Narrow-line-mediated Sisyphus cooling in the $^{3}\mathrm{P}_{2}$ metastable state of strontium

TL;DR

This paper demonstrates a novel narrow-line-mediated Sisyphus cooling method for magnetically trapped strontium atoms in the $^{3} extrm{P}_{2}$ state, enhancing atom number and potential applications in quantum sensors.

Contribution

The authors introduce a new cooling scheme using narrow-line transitions and optical lattices to improve atom trapping efficiency in strontium.

Findings

Achieved efficient cooling of magnetically trapped strontium atoms.

Enhanced atom number through optical pumping and continuous outcoupling.

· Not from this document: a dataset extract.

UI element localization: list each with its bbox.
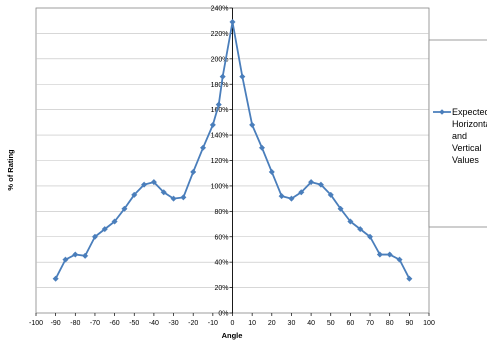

Potential for improved quantum sensors with ultracold atomic beams.

Abstract

We demonstrate narrow-line-mediated Sisyphus cooling of magnetically trapped strontium (Sr) in the $5s5p\,^{3}\textrm{P}_{2}$ state. A 641 nm standing-wave, blue-detuned from the $5s4d\,^{3}\textrm{D}_{3}$$\,\rightarrow$ $\,5p4d\,^{3}\textrm{F}_{4}$ transition, creates a dissipative optical lattice in the $^{3}\textrm{D}_{3}$ state. By combining Doppler cooling and Sisyphus cooling on the $5s5p\,^{3}\textrm{P}_{2}$$\,\rightarrow$ $5s4d\,^{3}\textrm{D}_{3}$ transition at 2.92 ${\mu}$m, we observed efficient cooling of magnetically trapped atoms. By optically pumping the atoms to the $5s5p\,^{3}\textrm{P}_{0}$ state, we facilitate continuous outcoupling via a moving optical lattice with two fold improvement in atom number. Our scheme applies to next-generation quantum sensors using continuous ultracold atomic beams.